Il mio occhio s’abbuia
si perde.
Il tuo
mi cercherà solerte
ma io non sarò più:
chi cade giace inerte
non germoglia
se lo tagli
nulla ricresce.
Perché conti i miei passi
mi dai la caccia
e ti nascondi?
Perché trafiggi
le mie reni?
Sei tu che mi plasmasti!
Se almeno
tu mi chiudessi nella morte
fino a svuotarti d’ira
e poi mi richiamassi!
Risponderei.
E tu di nuovo
mi vorresti.
2.
Cos’è che crolla in me?
Cosa rimane
se stendi uguali i giorni
sul boia e l’innocente?
Chi mente
non vacilla.
Prospera il più forte
e il gregge dell’iniquo
non ha aborti.
Perché taci?
Dove il mio sbaglio?
L’uomo
scandaglia il mare
fruga la terra
cerca nelle rocce l’oro.
Ma non c’è spazio o tempo
da cui estrarre
l’ultimo responso.
Non si acquista
con onice o topazio.
La mente non lo scova
non l’ospita l’udito
la voce
gira su se stessa.
3.
Ma è successo.
Invece
di trovare una risposta
ti ho visto
coi miei occhi.
Su me
le tue pupille
sono le stelle e il buio
che le tiene, la creta
premuta dal sigillo
la neve, l’alta pastura
il parto della cerva
e i nervi
di ogni creatura indomita.
Sono il pianto
che conforta
e anche la morte
che finisce
dove al tuo sguardo il mio sguardo
senza capire
si unisce.
(da “Midbar”, Raffaelli 2019)
Alla parola che cerca accoglienza, la risposta più bella è la promessa.
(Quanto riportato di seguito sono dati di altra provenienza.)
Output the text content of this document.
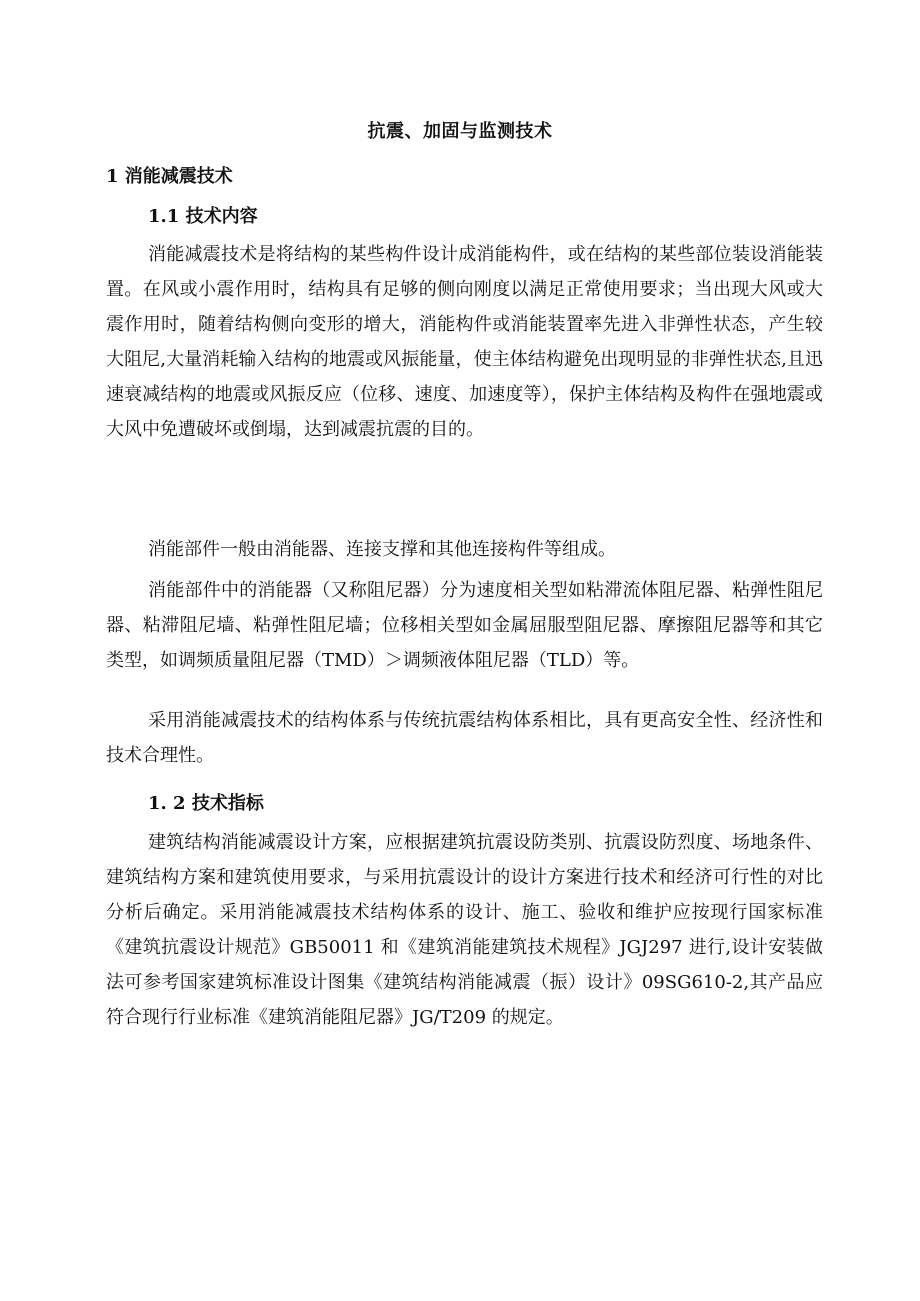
抗震、加固与监测技术
1 消能减震技术
1.1 技术内容

消能减震技术是将结构的某些构件设计成消能构件，或在结构的某些部位装设消能装置。在风或小震作用时，结构具有足够的侧向刚度以满足正常使用要求；当出现大风或大震作用时，随着结构侧向变形的增大，消能构件或消能装置率先进入非弹性状态，产生较大阻尼,大量消耗输入结构的地震或风振能量，使主体结构避免出现明显的非弹性状态,且迅速衰减结构的地震或风振反应（位移、速度、加速度等），保护主体结构及构件在强地震或大风中免遭破坏或倒塌，达到减震抗震的目的。

消能部件一般由消能器、连接支撑和其他连接构件等组成。

消能部件中的消能器（又称阻尼器）分为速度相关型如粘滞流体阻尼器、粘弹性阻尼器、粘滞阻尼墙、粘弹性阻尼墙；位移相关型如金属屈服型阻尼器、摩擦阻尼器等和其它类型，如调频质量阻尼器（TMD）＞调频液体阻尼器（TLD）等。

采用消能减震技术的结构体系与传统抗震结构体系相比，具有更高安全性、经济性和技术合理性。

1. 2 技术指标

建筑结构消能减震设计方案，应根据建筑抗震设防类别、抗震设防烈度、场地条件、建筑结构方案和建筑使用要求，与采用抗震设计的设计方案进行技术和经济可行性的对比分析后确定。采用消能减震技术结构体系的设计、施工、验收和维护应按现行国家标准《建筑抗震设计规范》GB50011 和《建筑消能建筑技术规程》JGJ297 进行,设计安装做法可参考国家建筑标准设计图集《建筑结构消能减震（振）设计》09SG610-2,其产品应符合现行行业标准《建筑消能阻尼器》JG/T209 的规定。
E la promessa più liberatoria è quella che dice: “Io ci sono per te”, senza necessità di spiegazioni.
Dal roveto
“Mi diranno: «Qual è il suo nome?». E io che cosa risponderò loro?»” (Es 3,13).
Io-ci-sono-io-ci-sarò:
non ti lascio
e non sono ancora
tutto.
Come un nido è il mio Nome
che cresce con l’uomo.
In me
c’è spazio per il grido
la lode
il dubbio.
Torna se vuoi.
Se puoi spicca il volo.
Se anche mi scordi
non sarai mai
solo.
(da “Midbar”, Raffaelli 2019)
Affinché l’età delle parola, pur offuscandosi o perdendo parte della sua caratura, ritrovi la forza che le è connaturale, credo che dovremmo fare proprio questo: curare la parola in modo tale che sia sempre, in qualche modo, trasformatrice, consolando o risvegliando il cuore e la coscienza.